I chose Problems 7.1.9-14:
Exercises 7-14, give the domain and range of the multivariable function.
\(\boldsymbol{9. f(x,y) = x - 2y}\)
The domain is all real numbers for both \(x\) and \(y\).
The range is also all real numbers. You can come up with values for \(x\) and \(y\) that could give you any possible result.
\(\boldsymbol{10. f(x,y) = \frac{1}{x + 2y}}\)
The domain is any combination of \(x\) and \(y\) except any combination where \(x + 2y \neq 0\).
The range is all real values except \(0\).
\(\boldsymbol{11. f(x,y) = \frac{1}{x^2 + y^2 + 1}}\)
The domain is all real numbers for both \(x\) and \(y\).
The range is greater than \(0\) and less than or equal to \(1\). The lowest value possible for the denominator is 1, and the highest value is infinity.

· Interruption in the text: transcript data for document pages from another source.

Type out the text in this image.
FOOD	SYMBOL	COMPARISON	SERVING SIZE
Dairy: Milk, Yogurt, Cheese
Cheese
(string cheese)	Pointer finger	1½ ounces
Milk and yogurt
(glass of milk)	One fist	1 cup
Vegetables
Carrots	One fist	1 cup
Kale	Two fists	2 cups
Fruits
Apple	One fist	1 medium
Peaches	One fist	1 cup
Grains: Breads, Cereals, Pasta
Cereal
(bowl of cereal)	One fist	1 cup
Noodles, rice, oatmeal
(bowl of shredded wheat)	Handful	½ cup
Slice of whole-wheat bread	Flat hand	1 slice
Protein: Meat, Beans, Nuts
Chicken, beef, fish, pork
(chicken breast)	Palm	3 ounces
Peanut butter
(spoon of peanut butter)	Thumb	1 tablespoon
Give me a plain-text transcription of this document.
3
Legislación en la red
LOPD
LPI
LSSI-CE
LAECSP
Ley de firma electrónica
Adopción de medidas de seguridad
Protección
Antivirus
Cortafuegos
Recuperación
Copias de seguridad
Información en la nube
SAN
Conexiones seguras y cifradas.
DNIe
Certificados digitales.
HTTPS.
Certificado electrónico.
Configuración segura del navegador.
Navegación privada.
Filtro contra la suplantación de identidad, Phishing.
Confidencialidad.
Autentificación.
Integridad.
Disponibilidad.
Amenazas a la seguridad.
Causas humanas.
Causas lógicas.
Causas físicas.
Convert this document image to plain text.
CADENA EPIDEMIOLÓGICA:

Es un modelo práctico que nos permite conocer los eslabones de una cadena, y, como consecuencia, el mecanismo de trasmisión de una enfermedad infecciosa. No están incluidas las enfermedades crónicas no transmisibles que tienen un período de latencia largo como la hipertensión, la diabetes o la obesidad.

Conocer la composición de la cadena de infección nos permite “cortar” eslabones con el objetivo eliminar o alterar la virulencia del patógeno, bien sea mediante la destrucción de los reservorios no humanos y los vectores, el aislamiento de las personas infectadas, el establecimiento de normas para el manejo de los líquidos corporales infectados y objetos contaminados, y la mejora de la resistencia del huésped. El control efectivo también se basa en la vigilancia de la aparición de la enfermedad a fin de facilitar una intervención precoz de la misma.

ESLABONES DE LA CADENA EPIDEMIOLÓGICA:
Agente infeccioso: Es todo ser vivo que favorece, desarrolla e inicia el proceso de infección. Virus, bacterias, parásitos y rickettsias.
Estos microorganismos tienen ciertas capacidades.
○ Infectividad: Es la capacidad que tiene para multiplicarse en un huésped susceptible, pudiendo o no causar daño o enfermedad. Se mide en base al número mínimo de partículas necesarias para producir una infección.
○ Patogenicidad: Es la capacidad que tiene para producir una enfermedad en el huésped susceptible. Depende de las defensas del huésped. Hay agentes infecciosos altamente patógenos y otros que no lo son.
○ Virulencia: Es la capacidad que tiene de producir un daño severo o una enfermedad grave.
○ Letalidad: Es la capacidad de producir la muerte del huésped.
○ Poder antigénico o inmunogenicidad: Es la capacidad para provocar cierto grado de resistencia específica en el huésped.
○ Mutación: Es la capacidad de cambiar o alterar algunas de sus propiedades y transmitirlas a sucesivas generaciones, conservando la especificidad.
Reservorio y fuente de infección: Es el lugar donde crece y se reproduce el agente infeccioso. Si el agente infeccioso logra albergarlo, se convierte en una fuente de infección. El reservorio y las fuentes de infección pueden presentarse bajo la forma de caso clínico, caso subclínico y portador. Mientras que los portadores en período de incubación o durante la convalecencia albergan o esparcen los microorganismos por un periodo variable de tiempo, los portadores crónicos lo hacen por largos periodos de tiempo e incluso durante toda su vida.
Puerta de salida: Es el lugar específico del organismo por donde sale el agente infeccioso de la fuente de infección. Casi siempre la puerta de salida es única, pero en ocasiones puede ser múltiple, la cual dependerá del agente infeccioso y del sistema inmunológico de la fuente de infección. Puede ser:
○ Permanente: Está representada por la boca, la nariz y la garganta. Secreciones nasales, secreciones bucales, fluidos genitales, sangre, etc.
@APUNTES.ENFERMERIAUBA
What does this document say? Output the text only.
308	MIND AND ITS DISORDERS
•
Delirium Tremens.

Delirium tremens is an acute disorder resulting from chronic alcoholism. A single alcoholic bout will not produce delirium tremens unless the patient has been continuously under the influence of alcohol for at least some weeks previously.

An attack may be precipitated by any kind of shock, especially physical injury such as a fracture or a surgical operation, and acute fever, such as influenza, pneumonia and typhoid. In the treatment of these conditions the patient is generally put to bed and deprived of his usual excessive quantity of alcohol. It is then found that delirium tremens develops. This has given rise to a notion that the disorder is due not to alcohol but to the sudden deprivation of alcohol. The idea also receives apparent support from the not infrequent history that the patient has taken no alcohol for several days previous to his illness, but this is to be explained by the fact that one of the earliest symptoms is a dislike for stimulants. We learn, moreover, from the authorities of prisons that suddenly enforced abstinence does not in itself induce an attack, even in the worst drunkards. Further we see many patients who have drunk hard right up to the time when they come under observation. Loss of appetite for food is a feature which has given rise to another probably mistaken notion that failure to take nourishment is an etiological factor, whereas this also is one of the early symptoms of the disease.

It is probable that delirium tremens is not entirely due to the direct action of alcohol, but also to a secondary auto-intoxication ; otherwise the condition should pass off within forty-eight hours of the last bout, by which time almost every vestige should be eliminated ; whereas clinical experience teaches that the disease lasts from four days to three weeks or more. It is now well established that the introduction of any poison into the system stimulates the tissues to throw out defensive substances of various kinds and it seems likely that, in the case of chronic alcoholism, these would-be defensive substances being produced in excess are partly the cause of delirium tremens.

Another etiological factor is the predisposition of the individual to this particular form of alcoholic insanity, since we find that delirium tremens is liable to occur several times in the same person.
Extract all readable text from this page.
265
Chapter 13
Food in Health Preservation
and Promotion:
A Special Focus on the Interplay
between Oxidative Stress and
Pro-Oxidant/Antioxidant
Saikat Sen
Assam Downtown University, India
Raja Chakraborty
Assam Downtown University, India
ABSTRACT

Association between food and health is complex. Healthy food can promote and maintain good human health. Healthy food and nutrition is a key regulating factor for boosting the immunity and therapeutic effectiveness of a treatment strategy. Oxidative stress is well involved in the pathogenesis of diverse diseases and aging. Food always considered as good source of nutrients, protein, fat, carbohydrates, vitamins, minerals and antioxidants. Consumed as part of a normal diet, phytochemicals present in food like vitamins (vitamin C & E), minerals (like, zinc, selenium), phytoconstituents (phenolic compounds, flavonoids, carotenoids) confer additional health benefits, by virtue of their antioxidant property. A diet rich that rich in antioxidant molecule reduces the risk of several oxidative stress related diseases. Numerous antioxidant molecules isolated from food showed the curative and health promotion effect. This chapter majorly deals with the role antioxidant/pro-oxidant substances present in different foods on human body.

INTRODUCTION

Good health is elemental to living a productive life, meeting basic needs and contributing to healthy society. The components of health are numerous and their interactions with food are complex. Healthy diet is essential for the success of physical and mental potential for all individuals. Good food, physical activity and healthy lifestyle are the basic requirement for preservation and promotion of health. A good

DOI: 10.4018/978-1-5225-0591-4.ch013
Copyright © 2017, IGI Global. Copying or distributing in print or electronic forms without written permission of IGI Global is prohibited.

\(\boldsymbol{12. f(x,y) = \sin x \cos y}\)
The domain is all real numbers for both \(x\) and \(y\).
The range for \(\sin x\) is \(-1\) to \(1\), and range for \(\cos y\) is also \(-1\) to \(1\), therefore the range for the product of the two is also \(-1\) to \(1\),
\(\boldsymbol{13. f(x,y) = \sqrt{9 - x^2 - y^2}}\)
The domain is any \(x\) and \(y\) where \(x^2 + y^2 \leq 9\), because the denominator cannot be zero and you can’t take the square root of a negative.
The range is \(\geq 0\) and \(\leq 3\); if \(x = 0\) and \(y = 0\) then the max value is \(3\), and any other values would be between \(0\) and \(3\).
\(\boldsymbol{14. f(x,y) = \frac{1}{\sqrt{x^2 + y^2 - 9}}}\)
The domain is any \(x\) and \(y\) where \(x^2 + y^2 \geq 9\) and \(\sqrt{x^2 + y^2 - 9} \neq 0\).
The range is all real numbers greater than \(0\).